According to PETA — People for the Ethical Treatment of Animals — Bill Cunningham is even taking it a step further, calling on his fellow Shriners to end the use of the wild animals in circuses.

“After 30 years of protesting wild animals in circuses, we are finally seeing the changing attitude of the public,” Pomicter, of Chinchilla, said.

Pomicter, the president of Voice of the Animals, said parents and children do not want to see wild animals confined all alone in “beast wagons carted all over the country for 50 weeks a year, beaten, shackled and chained to do silly tricks for entertainment.” She hopes more and more circus exhibitors follow suit.

“They want us to be good stewards to animals and want to see them in the wild with their families as nature created them to be,” Pomicter said. “One hundred years from now having animals in circuses will be looked at as analogous to owning slaves.”

According to the PETA website, Cunningham, owner of the George Carden Circus International — the largest producer of Shrine circuses in the country — is ending wild-animal acts immediately and has asked PETA to help him to spread the word. To do so, a tractor trailer that was once used to haul big cats around the country has been transformed into a rolling billboard.

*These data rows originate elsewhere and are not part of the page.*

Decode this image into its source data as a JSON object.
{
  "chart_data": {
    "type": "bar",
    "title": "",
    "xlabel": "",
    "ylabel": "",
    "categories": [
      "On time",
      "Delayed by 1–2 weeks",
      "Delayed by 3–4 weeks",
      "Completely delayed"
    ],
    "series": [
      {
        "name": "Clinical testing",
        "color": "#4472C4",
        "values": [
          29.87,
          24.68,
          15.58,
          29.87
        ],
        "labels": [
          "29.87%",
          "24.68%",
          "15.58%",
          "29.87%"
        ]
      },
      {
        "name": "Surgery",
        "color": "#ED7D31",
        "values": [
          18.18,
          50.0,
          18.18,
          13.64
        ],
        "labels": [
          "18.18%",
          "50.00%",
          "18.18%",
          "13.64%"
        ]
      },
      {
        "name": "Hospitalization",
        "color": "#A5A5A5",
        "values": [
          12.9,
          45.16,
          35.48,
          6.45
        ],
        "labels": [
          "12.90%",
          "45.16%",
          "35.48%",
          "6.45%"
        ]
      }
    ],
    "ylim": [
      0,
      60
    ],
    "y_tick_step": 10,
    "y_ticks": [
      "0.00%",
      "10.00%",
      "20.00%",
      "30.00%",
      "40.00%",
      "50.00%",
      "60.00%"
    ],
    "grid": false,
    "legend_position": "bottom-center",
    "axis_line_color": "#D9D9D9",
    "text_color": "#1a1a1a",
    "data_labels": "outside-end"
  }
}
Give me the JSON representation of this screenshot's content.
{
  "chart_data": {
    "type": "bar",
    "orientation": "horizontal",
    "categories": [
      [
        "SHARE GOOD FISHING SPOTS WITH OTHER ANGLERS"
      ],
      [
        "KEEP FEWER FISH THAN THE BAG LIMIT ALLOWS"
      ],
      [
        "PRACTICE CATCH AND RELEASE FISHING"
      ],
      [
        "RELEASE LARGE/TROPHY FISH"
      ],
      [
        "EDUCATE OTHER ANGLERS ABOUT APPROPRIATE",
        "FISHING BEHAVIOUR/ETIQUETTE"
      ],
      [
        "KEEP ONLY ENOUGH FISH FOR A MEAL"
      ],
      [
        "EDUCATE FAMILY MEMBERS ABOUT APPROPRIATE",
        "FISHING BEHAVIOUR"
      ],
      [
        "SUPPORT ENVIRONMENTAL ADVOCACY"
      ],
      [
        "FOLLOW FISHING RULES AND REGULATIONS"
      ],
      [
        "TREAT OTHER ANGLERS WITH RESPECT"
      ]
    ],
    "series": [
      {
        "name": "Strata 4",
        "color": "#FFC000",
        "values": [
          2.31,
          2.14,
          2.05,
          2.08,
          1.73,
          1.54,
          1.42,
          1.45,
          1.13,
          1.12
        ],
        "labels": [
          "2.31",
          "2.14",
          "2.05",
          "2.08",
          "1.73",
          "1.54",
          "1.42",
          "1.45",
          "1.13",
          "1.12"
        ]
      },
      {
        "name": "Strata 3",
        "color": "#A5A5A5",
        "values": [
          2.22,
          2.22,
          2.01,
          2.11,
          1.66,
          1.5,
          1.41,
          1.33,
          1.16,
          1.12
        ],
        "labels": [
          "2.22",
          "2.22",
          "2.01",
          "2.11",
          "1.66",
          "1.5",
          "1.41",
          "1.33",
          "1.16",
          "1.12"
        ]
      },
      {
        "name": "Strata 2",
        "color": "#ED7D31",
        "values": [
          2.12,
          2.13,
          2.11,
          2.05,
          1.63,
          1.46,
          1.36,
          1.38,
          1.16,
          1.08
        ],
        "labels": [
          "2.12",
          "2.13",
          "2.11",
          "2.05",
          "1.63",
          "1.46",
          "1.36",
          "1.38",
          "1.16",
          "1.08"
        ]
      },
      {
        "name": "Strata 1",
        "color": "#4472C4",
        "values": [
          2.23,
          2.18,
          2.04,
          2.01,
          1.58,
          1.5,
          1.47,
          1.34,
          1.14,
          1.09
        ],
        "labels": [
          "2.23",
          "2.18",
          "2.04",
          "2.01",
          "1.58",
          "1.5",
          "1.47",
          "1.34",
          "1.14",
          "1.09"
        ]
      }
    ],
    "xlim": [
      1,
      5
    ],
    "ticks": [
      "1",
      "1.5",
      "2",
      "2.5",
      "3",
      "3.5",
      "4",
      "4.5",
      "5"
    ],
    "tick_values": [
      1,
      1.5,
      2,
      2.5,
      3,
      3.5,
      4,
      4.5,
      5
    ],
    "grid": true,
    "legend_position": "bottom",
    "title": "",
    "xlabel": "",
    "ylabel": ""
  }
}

The PETA site states Cunningham, a Shriner for his entire adult life, is calling on his fellow Shriners to stop hiring circuses that still force elephants, tigers, lions or other wild animals to perform confusing and often painful tricks.

“The Shrine circus creates lasting memories for millions of American families each year, so we are proud to be an agent of change by helping the Shrine circus evolve,” he says on the PETA site.

Cunningham produces circus shows in 100 cities every year.

Calls seeking comment to Cunningham and the Irem Temple Shrine circus office were not returned. The Hanneford Family Circus company is used by the local Irem Temple Shriners.

Pomicter has been protesting the use of animals in circuses for more than 30 years. She said she realizes it won’t happen overnight, but she is very pleased with Cunningham’s decision and hopes more follow.

Pomicter said she has always loved animals. She said she was watching Ted Koppel on Nightline one evening when a report came on about people clubbing baby seals to death.

“I immediately decided I wanted to try to do something,” she said. “Animals are exploited in all segments of society.”

Pomicter said some 11 million dogs and cats are euthanized every year.

“I know a lot of people don’t go to the circus because they are opposed to the use of wild animals,” Pomicter said. “Most people want us to be good stewards to animals.”

Pomicter said she uses her voice because animals can’t advocate for themselves.

“We need to be their voices,” she said. “We need more volunteers. It’s morally wrong to use animals in the circus.”

Pomicter noted that California recently banned the use of bull hooks to train animals.

“These wild magnificent animals are psychologically stressed, depressed, beaten, abused and spend 23 hours a day either chained by their feet, or living in small cages called beast wagons,” Pomicter said. “They have no social interaction and are denied lives with their families like they would have if they were living in the wild. They need to be released to wildlife sanctuaries.”